Vivint Solar obtains 5-year, $313m financing injection

Vivint Solar closed a $313m term loan facility, a sign that the struggling US installer of rooftop PV systems may be regaining confidence of some investors who have questioned its ability to succeed as a standalone company.

The 5-year syndicated credit facility provides back-leverage financing for a portfolio of 12 tax equity funds that own more than 307MW and 47,000 residential solar energy systems across 12 states. It provides an alternative to bond securitization.

Thomas Plagemann, head of capital markets at Vivint, says the funding will allow it to “repay outstanding loans under its aggregation facility, increase advance rates, free up new borrowing capacity, raise incremental debt against SREC contracts and lock in attractive all-in borrowing rates.”

Arranging the deal were Investec Bank, ING Capital Silicon Valley Bank and SunTrust Robinson Humphrey.

“Growing liquidity in the syndicated loan market for residential solar companies was evidenced by the 1.5x oversubscription to this facility, which should give future borrowers confidence," said Ralph Cho, co-head of power and infrastructure finance at Investec. 

Vivint shares rose on the news 2.3% to $2.85 in early New York trading. They remain on the low end of the 52-week trading range of $2.16-$14.04.

It has been a tough year for Vivint, whose majority owner is Wall Street giant Blackstone Group.

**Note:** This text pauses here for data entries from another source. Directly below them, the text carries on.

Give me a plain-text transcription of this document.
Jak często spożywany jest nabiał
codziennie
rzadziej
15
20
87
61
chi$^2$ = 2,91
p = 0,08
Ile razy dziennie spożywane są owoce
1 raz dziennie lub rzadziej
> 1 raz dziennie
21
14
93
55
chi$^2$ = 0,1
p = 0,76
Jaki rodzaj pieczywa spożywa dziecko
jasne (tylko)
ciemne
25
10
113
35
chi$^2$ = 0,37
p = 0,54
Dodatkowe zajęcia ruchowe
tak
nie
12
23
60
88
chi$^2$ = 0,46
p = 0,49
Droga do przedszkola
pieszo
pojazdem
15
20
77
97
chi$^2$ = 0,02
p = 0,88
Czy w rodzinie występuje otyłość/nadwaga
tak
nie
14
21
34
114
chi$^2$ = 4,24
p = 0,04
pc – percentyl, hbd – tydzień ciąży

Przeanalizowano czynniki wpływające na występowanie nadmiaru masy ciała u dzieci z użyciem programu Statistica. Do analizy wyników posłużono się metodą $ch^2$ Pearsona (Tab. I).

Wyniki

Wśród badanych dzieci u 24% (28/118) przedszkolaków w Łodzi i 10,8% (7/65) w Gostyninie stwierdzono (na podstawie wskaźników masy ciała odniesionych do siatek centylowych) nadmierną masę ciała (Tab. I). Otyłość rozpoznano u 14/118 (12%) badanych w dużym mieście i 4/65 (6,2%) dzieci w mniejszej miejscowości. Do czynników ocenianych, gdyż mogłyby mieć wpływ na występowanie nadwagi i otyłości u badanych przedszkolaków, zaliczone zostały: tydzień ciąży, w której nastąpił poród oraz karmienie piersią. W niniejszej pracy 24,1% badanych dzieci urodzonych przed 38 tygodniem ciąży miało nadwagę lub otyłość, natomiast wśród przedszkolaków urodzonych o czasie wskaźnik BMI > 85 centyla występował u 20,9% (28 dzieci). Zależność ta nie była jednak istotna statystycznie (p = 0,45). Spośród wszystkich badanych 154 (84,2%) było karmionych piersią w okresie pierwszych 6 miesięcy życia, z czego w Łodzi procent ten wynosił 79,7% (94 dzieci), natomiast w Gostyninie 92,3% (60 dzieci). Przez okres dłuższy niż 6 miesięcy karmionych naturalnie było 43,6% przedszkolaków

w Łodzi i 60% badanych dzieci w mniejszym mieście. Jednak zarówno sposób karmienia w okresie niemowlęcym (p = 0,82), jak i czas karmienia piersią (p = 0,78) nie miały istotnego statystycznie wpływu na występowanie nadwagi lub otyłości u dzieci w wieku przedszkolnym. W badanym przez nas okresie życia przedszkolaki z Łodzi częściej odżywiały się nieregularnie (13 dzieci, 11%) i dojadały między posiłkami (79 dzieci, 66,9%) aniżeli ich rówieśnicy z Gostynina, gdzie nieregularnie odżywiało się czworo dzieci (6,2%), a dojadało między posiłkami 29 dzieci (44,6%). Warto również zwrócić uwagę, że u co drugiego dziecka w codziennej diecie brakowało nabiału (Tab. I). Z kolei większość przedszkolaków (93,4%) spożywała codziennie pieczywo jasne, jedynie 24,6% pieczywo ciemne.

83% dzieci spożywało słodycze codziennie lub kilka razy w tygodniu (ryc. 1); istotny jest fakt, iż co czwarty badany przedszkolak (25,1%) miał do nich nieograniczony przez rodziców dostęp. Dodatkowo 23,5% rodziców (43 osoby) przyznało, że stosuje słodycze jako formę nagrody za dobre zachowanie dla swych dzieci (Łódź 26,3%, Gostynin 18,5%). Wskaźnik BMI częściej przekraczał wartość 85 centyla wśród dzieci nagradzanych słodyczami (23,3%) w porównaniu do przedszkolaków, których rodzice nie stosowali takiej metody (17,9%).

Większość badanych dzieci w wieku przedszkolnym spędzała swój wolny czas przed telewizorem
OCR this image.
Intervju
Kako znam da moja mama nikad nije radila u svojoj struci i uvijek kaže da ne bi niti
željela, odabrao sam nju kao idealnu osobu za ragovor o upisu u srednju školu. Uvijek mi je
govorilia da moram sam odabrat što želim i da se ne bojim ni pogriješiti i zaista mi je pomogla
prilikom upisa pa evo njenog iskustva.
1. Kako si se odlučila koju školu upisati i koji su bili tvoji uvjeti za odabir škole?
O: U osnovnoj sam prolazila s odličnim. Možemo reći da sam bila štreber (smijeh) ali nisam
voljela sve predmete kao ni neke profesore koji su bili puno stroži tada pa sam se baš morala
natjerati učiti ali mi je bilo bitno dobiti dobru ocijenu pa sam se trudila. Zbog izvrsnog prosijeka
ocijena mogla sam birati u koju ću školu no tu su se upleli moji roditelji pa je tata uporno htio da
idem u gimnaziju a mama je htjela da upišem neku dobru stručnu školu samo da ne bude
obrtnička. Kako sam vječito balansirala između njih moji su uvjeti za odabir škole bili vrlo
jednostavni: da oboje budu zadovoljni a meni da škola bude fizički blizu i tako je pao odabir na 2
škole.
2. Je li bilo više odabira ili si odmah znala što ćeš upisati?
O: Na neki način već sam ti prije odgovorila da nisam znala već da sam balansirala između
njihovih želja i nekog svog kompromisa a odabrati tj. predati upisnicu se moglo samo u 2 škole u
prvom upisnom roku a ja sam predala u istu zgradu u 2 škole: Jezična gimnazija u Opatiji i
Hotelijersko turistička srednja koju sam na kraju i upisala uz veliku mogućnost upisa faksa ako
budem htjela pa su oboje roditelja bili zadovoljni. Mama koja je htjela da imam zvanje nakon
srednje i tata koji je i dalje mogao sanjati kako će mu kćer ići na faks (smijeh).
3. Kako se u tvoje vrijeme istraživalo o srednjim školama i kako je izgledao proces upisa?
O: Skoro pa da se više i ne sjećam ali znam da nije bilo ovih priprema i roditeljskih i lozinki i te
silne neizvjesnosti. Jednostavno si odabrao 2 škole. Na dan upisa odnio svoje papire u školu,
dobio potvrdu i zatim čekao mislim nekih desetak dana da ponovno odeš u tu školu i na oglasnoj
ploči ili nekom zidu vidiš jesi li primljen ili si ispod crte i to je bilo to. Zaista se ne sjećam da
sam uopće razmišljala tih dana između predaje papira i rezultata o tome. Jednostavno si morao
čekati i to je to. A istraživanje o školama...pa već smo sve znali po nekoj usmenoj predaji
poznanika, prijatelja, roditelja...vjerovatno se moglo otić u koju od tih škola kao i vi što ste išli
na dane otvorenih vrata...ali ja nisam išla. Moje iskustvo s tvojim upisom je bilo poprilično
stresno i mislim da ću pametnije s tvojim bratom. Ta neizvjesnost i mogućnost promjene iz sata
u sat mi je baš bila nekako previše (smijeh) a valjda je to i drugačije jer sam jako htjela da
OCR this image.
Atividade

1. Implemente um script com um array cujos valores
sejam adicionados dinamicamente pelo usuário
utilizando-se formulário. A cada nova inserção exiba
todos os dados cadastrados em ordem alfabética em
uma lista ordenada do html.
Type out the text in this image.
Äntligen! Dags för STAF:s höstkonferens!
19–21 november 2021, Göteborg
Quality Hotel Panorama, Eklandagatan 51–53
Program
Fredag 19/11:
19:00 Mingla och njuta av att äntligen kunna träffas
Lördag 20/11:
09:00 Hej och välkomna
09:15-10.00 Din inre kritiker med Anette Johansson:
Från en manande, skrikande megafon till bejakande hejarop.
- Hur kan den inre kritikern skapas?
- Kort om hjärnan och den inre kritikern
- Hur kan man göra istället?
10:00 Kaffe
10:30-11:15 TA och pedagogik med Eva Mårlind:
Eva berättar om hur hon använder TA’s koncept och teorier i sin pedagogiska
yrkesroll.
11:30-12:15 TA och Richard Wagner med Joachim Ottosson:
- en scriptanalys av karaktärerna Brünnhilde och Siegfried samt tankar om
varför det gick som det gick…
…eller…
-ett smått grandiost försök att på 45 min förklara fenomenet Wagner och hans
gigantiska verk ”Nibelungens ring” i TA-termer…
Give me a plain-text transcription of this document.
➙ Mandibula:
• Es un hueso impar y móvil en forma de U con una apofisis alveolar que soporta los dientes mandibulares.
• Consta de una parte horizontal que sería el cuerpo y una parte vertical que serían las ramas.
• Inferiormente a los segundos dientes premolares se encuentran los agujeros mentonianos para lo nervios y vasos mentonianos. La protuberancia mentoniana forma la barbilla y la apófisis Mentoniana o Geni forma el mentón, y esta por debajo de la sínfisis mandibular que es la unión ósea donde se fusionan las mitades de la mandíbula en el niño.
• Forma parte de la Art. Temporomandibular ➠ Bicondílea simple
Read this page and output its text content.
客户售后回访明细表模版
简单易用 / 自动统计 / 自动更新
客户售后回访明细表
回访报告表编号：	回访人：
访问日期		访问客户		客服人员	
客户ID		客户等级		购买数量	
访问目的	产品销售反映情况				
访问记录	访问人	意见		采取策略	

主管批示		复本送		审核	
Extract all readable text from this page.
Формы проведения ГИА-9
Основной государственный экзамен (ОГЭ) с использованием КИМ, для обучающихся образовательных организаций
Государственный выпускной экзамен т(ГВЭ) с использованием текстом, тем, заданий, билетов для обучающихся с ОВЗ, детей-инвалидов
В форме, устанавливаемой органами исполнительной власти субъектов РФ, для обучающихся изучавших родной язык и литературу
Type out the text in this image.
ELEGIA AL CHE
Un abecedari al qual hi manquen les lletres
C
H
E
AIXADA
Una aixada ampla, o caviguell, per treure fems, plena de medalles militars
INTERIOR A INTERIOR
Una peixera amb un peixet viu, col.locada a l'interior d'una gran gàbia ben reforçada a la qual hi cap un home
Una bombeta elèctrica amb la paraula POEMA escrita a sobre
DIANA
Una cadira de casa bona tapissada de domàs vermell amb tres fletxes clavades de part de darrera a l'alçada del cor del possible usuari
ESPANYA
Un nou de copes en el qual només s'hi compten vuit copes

Chief executive Greg Butterfield resigned in May, two months after SunEdison failed to close on its proposed $2.2bn acquisition of the Utah-based company that he had enthusiastically backed. Vivint is now suing SunEdison, which filed for Chapter 11 bankruptcy protection on 21 April.

Expecting to be acquired, Vivint effectively put certain critical activities on hold during the eight months since the deal was made public. That slowed its efforts to get costs under control, a factor behind its larger first quarter operating and net losses.

Vivint will release second quarter results on Monday.